Quant à son emploi constant de la force, c’est une loi universelle qui veut que la force soit tôt ou tard employée pour imposer aux hommes, pendant un, ou dix, ou vingt siècles, le rythme qui les délivrera. Nul n’y peut rien, pas plus Napoléon que d’autres. Car là aussi, et là surtout, il obéit.

Il semble que le Juste, d’instinct, ait toujours aimé l’ordre et la force, et que les Révolutions naissent là où l’ordre est vide de formes vivantes et où la force porte à faux. Les grands Européens et la masse obscure des peuples ont toujours fait à Napoléon, jusqu’en 1808, même quand il venait dans la fureur de la guerre, le plus enthousiaste accueil. Et cela parce qu’une force organisée et cohérente apportait un ordre nouveau. Étrange instinct des Justes, qui sont, dans le domaine moral, des poètes ! Les prophètes d’Israël, déjà, appelaient le Sar assyrien, et on voyait cet incroyable paradoxe, probablement nécessaire à la vie spirituelle du monde, on voyait des hommes qui vivaient dans un petit royaume assez paisible, mais faible et corrompu, souhaitant que vînt chez eux un monstre avec son armée de bourreaux pour punir la faiblesse et purifier par le feu. Je sais bien que chez ceux-là, qui appellent sur leur peuple le châtiment venu du ciel, ou du dehors — ce qui est pareil, à tout prendre, — il y a bien autre chose que la haine de celui qui sait ordonner dans le domaine des idées pour celui qui ne sait pas ordonner dans le domaine de l’action. Il y a la jalousie de celui qui ne recueille aucune louange, et d’ailleurs les dédaigne, pour celui qui les capte toutes. Il y a aussi que l’infériorité morale du voisin est trop visible, tandis que la force lointaine prend, parce qu’on n’en voit pas les rouages, un caractère divin. Mais au fond, ce qui révolte le Juste, ce qui éloigne l’artiste et ce qui soulève le peuple, qui est un artiste et un juste en virtualité, c’est l’absence, en l’homme d’action, d’imagination et de grandeur. Dès qu’il en a, les artistes, les justes, les peuples reconnaissent leur frère : Beethoven chante, Gœthe regarde, Chateaubriand jalouse, mais admire, et le monde est changé. Je suppose que l’Histoire entière est due à cet antagonisme entre la pensée extraordinaire qui organise et l’action ordinaire qui n’organise pas.

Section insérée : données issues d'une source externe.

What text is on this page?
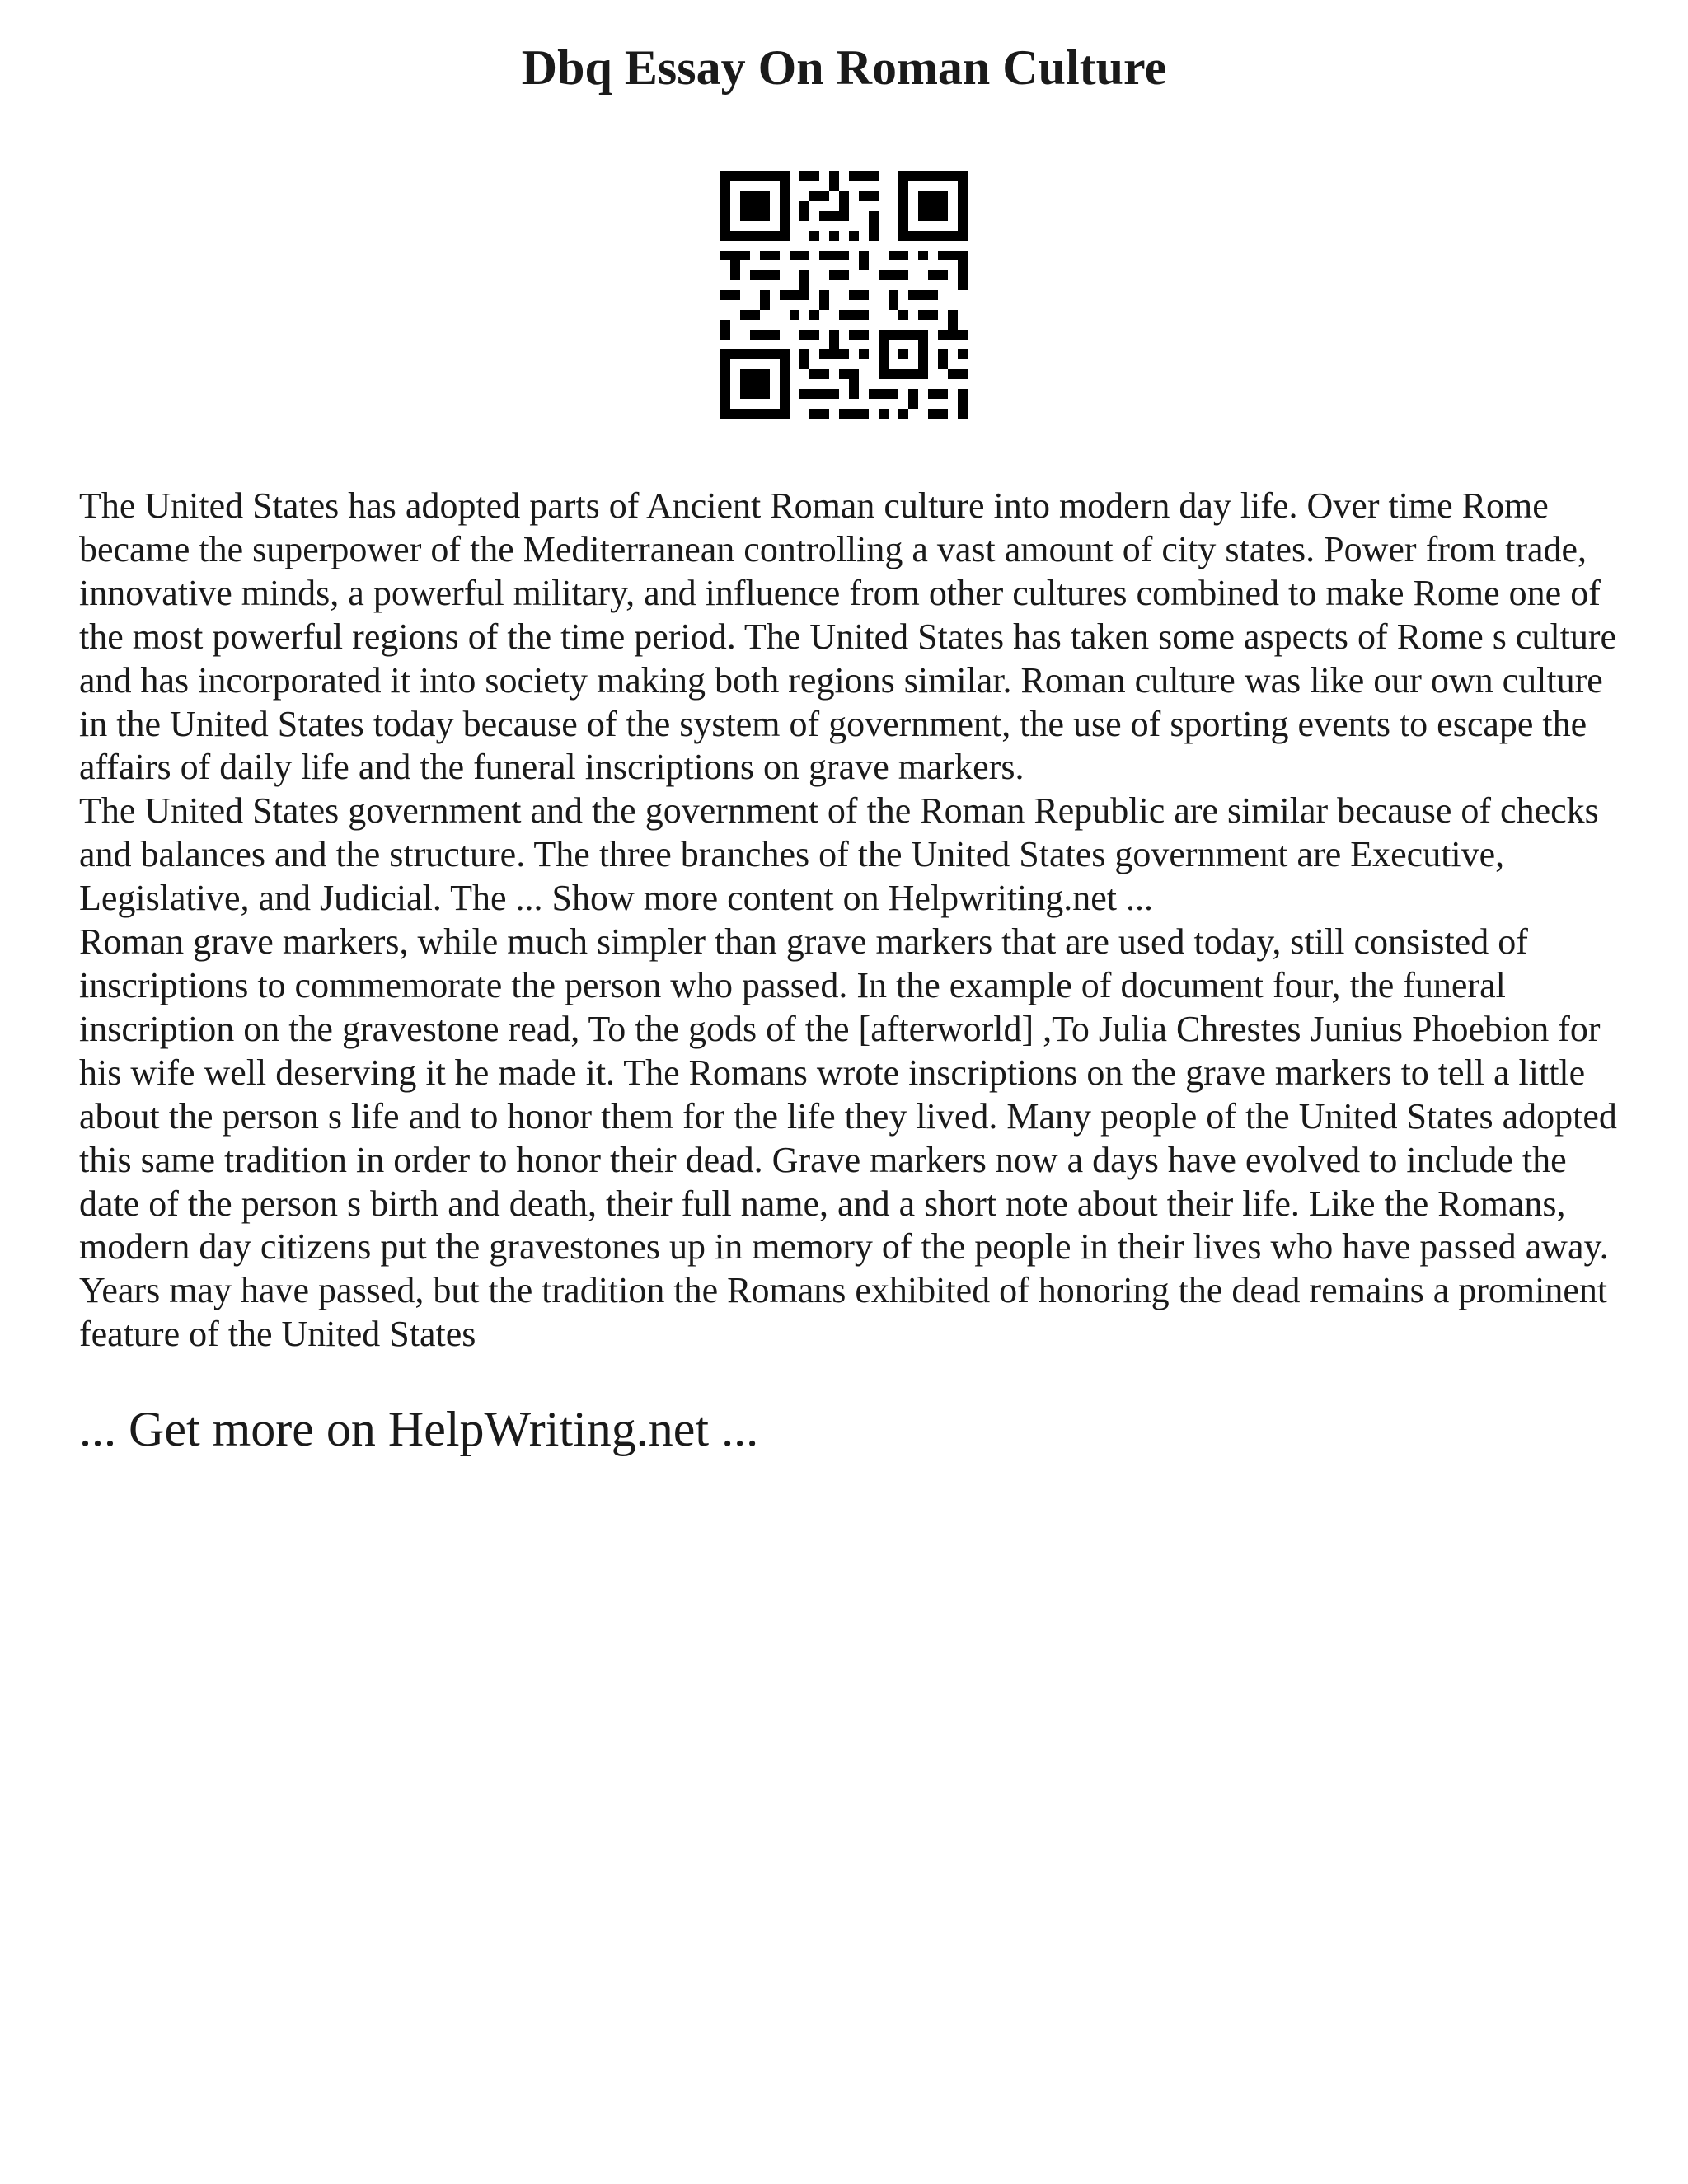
Dbq Essay On Roman Culture

The United States has adopted parts of Ancient Roman culture into modern day life. Over time Rome became the superpower of the Mediterranean controlling a vast amount of city states. Power from trade, innovative minds, a powerful military, and influence from other cultures combined to make Rome one of the most powerful regions of the time period. The United States has taken some aspects of Rome s culture and has incorporated it into society making both regions similar. Roman culture was like our own culture in the United States today because of the system of government, the use of sporting events to escape the affairs of daily life and the funeral inscriptions on grave markers.

The United States government and the government of the Roman Republic are similar because of checks and balances and the structure. The three branches of the United States government are Executive, Legislative, and Judicial. The ... Show more content on Helpwriting.net ...

Roman grave markers, while much simpler than grave markers that are used today, still consisted of inscriptions to commemorate the person who passed. In the example of document four, the funeral inscription on the gravestone read, To the gods of the [afterworld] ,To Julia Chrestes Junius Phoebion for his wife well deserving it he made it. The Romans wrote inscriptions on the grave markers to tell a little about the person s life and to honor them for the life they lived. Many people of the United States adopted this same tradition in order to honor their dead. Grave markers now a days have evolved to include the date of the person s birth and death, their full name, and a short note about their life. Like the Romans, modern day citizens put the gravestones up in memory of the people in their lives who have passed away. Years may have passed, but the tradition the Romans exhibited of honoring the dead remains a prominent feature of the United States

... Get more on HelpWriting.net ...
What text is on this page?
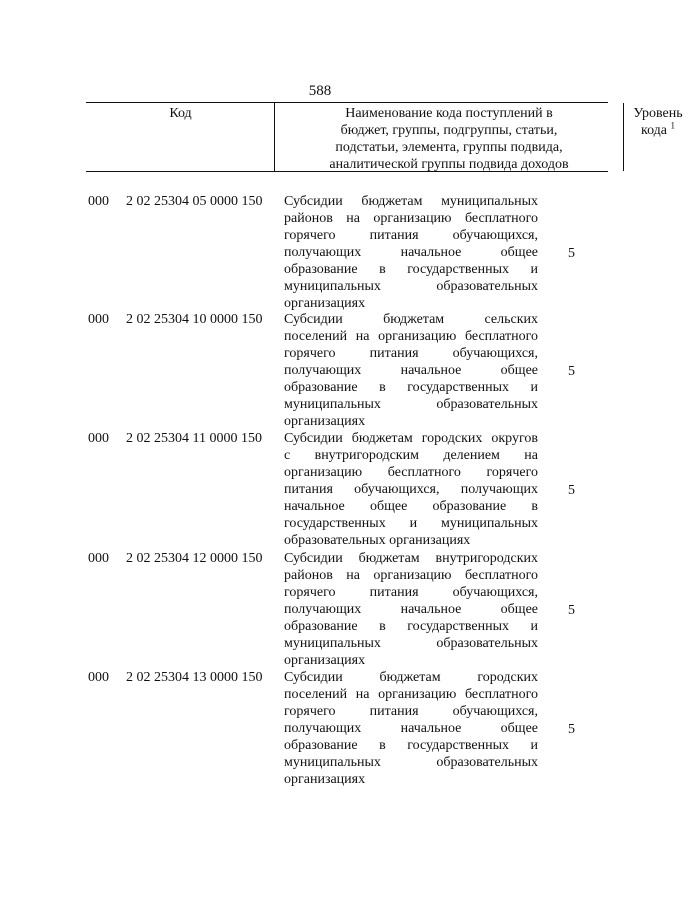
588
Код	Наименование кода поступлений в
бюджет, группы, подгруппы, статьи,
подстатьи, элемента, группы подвида,
аналитической группы подвида доходов
Уровень
кода $^1$
000 2 02 25304 05 0000 150 Субсидии бюджетам муниципальных
районов на организацию бесплатного
горячего питания обучающихся,
получающих начальное общее
образование в государственных и
муниципальных образовательных
организациях
5
000 2 02 25304 10 0000 150 Субсидии бюджетам сельских
поселений на организацию бесплатного
горячего питания обучающихся,
получающих начальное общее
образование в государственных и
муниципальных образовательных
организациях
5
000 2 02 25304 11 0000 150 Субсидии бюджетам городских округов
с внутригородским делением на
организацию бесплатного горячего
питания обучающихся, получающих
начальное общее образование в
государственных и муниципальных
образовательных организациях
5
000 2 02 25304 12 0000 150 Субсидии бюджетам внутригородских
районов на организацию бесплатного
горячего питания обучающихся,
получающих начальное общее
образование в государственных и
муниципальных образовательных
организациях
5
000 2 02 25304 13 0000 150 Субсидии бюджетам городских
поселений на организацию бесплатного
горячего питания обучающихся,
получающих начальное общее
образование в государственных и
муниципальных образовательных
организациях
5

J’imagine que l’homme exceptionnel est ainsi celui qui ordonne, celui qui fixe, par la force de sa pensée ou la force de son action, des valeurs qu’attend la société, et cela, prenez-y garde, en les renversant en lui-même. Ainsi, les valeurs contre qui vient s’insurger Nietzsche, c’est Napoléon qui les a rivées dans le monde, où il les avait trouvées éparses, par la chaîne de fer des Codes. Mais c’est en les violant, d’abord. Et toujours ce sera ainsi. La force et la guerre sont faites pour instaurer la Justice et la Loi. Dieu, c’est l’obéissance du troupeau à la Loi dictée puissamment par quelque criminel de grand style qui sent l’intention de Dieu. Ainsi l’artiste, ainsi le juste, ainsi le conquérant, et pour tout dire le dictateur dans tous les sens où se porte la vie, est le créateur attendu des formes de civilisation que la morale et la coutume sont chargées de fixer aussitôt qu’il a disparu.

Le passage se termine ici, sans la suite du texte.